[theora-dev] What goes to Hardware ?

Sun Jul 2 15:10:00 PDT 2006

Hi people,

As I said before: I did the IDCT to run on the FPGA.

My friends from university did the Reconstruction routines running on the FPGA.
I'm helping with the LoopFilter, and it is almost there.

(all VHDL)

I did a small profiling of the libTheora running on a Altera Stratix II device:

The processor used was the NIOS II with 8Kb of data and instruction
cache, branch prediction and hardware divider. (this is the more
roubust NIOS II version).

I decoded some frames of a 320x240 theora stream.

Decoding all frames only in software (without the hardware modules)
I got 44 ms per frame.

>From this 44 ms:
    The IDCT takes 7 ms
    The Reconstruction routines takes 6 ms

As you know, the ReconRefFrames routine is the caller of the IDCT,
Reconstruction and LoopFilter.

The ReconRefFrames wastes 31 ms from the total 44 ms.
This is more than 66% of the decoding time.

If I run the libtheora without the software IDCT , and using the IDCT
hadware module,
I get 46 ms of decoding time per frame.

You can say that this makes no sense: Why with the help of a hardware
module the time can increase ?

The increase of time can be explained by two factors:

1) The overhead of data transfer on the bus is too expensive, this bus
is shared with normal memory access (by the processor) too.

2) I did a sequencial test: software sends data to IDCT, waits for
data be ready, and Read the data from IDCT.
Its bad, because I cut the hardware paralelism.
But this is just a small test, the final version will have a buffer to
receive and send to IDCT, without to have to stop the software.

So, you must consider about 2 ms of data-transfer overhead, and 7 ms
of IDCT processing time.
We could get 5 ms less if the IDCT hardware module run in parallel.

But the important thing to see from these numbers are:

Even if the hardware IDCT had no data transfer overhead,
we could get only 7 ms (15%) less of decoding time per frame.

But,
If we have all the ReconRefFrames routine on harware, we can have 31
ms (66%) less.
It will be very good. Just 33% CPU-time of the algorithm will be
running on software.

And better:
If we have the ReconRefFrames on hardware, we can send the output of
the ReconRefFrames hardware module direct to the screen (without pass
through software).

So, this way, the libTheora software will just copy the data to the
hardware module, and the hardware output will be sent direct to a
screen buffer (another hardware module like a video board will present
the frame on a video monitor).

So, this way will need only the overhead of 1 transfer (just send),
and not 2 like the way I did in IDCT (send and receive).

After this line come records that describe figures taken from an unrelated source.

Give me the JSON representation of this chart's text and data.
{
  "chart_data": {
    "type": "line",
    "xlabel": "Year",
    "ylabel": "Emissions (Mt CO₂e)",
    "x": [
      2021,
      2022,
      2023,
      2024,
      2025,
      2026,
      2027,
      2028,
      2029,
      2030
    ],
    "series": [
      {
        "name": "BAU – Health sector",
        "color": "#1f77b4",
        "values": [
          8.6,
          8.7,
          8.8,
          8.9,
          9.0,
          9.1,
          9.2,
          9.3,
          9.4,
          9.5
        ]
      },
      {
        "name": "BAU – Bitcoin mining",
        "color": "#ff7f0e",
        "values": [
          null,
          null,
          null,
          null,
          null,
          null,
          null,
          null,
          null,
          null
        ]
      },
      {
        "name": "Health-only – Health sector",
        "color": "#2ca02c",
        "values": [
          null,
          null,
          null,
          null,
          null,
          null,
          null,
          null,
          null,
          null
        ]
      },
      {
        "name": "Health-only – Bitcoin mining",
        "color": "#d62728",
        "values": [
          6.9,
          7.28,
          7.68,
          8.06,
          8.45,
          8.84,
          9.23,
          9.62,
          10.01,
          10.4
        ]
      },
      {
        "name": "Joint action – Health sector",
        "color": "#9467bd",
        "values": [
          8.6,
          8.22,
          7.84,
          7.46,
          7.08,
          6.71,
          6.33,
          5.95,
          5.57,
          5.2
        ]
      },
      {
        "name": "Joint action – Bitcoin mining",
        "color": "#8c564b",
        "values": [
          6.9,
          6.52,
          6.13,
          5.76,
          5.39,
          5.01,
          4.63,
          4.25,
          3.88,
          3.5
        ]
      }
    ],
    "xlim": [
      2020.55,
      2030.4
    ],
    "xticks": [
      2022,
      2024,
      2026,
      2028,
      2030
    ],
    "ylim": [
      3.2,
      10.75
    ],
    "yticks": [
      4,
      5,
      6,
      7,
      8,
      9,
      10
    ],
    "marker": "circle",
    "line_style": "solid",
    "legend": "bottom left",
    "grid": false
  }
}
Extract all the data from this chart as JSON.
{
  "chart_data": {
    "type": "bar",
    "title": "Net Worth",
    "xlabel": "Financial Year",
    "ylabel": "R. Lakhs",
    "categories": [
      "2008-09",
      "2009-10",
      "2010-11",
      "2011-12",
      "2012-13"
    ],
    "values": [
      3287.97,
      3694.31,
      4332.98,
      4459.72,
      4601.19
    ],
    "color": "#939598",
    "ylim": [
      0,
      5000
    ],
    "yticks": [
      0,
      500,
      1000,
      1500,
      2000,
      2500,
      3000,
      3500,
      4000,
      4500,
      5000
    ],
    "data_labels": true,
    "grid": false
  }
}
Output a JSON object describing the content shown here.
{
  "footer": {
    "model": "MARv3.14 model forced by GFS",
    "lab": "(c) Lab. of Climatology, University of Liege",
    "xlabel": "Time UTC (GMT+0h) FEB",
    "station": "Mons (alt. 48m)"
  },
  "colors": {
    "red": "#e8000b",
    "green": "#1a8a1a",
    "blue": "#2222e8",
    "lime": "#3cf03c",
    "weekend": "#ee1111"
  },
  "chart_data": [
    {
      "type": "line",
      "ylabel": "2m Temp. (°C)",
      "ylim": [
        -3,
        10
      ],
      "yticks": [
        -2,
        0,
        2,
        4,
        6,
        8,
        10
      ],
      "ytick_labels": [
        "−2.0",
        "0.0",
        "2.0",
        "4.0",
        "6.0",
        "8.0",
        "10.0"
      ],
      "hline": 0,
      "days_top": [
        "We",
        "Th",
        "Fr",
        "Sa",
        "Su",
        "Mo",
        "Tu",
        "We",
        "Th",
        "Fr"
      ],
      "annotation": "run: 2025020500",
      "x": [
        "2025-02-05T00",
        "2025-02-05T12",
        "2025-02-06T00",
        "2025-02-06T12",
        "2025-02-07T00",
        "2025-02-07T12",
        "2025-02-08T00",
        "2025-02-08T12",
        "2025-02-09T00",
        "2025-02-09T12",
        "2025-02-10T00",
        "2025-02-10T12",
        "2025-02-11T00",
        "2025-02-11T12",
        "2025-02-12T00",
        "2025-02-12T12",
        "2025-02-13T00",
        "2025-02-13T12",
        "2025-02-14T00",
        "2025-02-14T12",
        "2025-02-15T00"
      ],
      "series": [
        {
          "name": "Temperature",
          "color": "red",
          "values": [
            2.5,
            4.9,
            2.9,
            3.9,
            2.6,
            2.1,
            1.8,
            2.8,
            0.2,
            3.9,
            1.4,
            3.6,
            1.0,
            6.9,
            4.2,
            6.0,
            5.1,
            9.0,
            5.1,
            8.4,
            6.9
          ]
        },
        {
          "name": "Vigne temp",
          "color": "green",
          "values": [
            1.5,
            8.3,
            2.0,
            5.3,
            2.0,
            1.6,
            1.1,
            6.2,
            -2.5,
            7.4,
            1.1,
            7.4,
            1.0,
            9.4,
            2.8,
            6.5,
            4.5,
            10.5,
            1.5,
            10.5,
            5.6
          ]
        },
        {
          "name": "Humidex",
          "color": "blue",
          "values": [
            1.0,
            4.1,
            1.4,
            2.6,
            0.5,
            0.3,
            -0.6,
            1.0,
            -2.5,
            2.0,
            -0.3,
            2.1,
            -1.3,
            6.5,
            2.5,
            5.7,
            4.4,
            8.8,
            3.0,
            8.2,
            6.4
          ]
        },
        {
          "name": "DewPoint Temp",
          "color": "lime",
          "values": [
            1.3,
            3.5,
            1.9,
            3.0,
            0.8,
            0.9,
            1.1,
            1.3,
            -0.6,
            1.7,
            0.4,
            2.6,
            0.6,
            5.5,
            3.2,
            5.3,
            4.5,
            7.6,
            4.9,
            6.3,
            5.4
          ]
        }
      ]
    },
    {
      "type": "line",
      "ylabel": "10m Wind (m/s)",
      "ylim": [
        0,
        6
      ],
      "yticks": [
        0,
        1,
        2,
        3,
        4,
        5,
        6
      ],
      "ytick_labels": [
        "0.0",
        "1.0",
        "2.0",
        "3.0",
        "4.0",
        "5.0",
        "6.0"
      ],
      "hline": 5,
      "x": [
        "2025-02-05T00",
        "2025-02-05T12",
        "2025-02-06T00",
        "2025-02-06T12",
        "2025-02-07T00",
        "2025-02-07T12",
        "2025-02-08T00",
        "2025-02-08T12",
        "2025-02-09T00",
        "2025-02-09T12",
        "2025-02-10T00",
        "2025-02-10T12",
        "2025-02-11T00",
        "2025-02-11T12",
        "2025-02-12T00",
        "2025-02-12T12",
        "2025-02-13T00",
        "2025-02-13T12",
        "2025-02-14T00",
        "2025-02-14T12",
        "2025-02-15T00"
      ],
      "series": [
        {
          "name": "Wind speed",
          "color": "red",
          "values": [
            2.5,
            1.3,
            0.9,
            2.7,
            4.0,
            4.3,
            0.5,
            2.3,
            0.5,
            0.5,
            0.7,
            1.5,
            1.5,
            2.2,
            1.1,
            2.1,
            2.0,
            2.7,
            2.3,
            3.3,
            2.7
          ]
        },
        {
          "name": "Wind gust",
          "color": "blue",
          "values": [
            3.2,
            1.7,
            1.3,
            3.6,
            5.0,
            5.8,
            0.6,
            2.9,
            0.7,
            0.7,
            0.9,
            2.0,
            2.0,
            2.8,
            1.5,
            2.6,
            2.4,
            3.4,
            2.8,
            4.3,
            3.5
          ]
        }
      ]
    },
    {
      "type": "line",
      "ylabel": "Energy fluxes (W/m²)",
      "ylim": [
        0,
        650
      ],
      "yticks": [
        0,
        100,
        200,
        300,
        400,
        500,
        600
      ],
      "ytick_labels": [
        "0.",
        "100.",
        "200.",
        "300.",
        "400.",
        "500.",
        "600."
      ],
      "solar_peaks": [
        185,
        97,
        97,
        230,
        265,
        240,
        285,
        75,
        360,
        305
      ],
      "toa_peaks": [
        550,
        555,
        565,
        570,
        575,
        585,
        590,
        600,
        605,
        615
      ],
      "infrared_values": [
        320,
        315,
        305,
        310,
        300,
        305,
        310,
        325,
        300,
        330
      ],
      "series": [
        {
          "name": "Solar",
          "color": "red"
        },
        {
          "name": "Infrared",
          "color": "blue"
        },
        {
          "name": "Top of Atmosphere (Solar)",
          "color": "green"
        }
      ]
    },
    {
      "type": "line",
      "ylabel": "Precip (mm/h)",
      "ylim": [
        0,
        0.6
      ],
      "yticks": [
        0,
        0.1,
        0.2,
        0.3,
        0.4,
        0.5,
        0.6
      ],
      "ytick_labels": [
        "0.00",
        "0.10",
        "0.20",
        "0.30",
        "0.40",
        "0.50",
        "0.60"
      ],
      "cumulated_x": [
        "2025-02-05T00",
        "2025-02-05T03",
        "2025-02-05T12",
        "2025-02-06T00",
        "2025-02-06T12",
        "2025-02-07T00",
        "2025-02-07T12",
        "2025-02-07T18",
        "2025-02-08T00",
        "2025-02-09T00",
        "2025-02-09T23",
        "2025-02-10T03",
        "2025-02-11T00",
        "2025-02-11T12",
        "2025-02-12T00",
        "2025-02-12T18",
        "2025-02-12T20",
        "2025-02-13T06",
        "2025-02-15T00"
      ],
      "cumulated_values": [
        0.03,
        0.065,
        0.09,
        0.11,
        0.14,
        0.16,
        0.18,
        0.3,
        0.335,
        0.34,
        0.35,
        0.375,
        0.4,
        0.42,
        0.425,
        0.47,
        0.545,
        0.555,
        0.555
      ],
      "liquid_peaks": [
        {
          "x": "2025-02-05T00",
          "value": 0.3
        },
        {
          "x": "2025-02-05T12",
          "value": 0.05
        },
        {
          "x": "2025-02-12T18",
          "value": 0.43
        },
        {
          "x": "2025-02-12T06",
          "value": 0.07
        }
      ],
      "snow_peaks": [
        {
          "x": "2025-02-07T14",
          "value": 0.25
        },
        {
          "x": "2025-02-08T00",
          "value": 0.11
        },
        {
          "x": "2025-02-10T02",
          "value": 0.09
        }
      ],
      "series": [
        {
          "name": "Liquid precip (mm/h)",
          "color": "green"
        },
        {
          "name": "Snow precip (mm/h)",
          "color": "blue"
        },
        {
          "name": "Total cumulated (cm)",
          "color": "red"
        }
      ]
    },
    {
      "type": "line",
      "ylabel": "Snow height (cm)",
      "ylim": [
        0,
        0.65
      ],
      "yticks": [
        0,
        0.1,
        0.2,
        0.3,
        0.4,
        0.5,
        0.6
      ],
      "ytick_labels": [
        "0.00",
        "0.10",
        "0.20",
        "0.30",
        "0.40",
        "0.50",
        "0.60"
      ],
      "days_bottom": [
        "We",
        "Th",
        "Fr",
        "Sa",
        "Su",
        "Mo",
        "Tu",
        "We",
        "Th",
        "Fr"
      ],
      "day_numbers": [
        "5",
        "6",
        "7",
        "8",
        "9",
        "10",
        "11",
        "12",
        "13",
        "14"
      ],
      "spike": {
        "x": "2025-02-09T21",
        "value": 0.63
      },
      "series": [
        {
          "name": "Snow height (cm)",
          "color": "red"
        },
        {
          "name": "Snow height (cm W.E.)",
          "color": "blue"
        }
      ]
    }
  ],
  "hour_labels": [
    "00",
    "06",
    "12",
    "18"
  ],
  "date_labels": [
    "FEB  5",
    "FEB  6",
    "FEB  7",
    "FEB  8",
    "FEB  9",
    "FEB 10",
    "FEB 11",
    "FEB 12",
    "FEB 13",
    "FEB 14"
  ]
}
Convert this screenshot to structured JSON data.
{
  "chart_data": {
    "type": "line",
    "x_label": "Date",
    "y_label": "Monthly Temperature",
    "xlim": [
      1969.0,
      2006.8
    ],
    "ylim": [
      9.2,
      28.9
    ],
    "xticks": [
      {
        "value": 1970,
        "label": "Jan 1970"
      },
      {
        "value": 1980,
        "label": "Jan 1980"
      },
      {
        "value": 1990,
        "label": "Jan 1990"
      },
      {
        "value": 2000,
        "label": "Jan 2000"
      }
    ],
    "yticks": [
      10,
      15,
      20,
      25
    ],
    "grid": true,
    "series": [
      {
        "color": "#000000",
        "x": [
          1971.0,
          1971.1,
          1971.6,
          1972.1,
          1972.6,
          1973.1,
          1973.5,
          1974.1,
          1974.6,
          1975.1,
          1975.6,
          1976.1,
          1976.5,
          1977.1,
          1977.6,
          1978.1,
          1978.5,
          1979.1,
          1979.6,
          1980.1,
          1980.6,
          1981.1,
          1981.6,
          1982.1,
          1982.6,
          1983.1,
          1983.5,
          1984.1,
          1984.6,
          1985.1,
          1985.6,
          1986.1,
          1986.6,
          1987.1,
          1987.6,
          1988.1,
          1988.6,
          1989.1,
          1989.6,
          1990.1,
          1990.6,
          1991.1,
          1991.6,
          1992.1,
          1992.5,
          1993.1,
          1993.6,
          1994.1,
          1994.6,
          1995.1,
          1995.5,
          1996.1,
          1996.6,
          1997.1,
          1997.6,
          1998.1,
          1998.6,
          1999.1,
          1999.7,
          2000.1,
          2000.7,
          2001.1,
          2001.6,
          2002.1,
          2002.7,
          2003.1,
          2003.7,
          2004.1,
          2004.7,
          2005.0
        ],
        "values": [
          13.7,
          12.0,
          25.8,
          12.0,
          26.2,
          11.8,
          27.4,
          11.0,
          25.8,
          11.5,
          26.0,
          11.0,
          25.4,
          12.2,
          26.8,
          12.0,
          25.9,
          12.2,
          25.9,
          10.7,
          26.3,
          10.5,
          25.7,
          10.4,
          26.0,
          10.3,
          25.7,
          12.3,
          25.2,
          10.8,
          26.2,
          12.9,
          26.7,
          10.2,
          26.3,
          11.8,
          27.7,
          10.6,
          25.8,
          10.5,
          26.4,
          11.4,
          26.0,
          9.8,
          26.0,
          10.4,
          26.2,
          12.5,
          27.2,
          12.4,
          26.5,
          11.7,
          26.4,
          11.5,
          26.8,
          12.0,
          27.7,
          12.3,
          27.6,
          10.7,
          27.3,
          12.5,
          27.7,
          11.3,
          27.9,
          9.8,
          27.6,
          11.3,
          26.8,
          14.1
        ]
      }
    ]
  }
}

To put all ReconRefFrames routine in hardware I will need at least 3
big buffers:

Current Frame
Last Frame
Golden Frame

On a 320x240 stream, it represent about 150 Kbyte of each buffer, so I
will need about 500 Kbytes of memory.

It is too much to use FPGA internal memory.
So I'm planning use a external SRAM of 500Kbytes.
SRAM data sheet: http://www.olimex.com/dev/pdf/71V416_DS_74666.pdf

Another alternative is to use a PC100 SDRAM of 16 Mb:
http://download.micron.com/pdf/datasheets/dram/sdram/128MbSDRAMx32.pdf
http://www.altera.com/literature/ds/ds_sdram_ctrl.pdf

My Altera Stratix Dev. Kit has this SRAM and SDRAM.
See:
http://www.altera.com/literature/manual/mnl_nios2_board_stratixII_2s60.pdf

Please,
comments and sugestions are wellcome.

Best Regards,
felipe

-- 
________________________________________
Felipe Portavales <portavales at gmail.com>
Undergraduate Student - IC-UNICAMP
Computer Systems Laboratory
http://www.lsc.ic.unicamp.br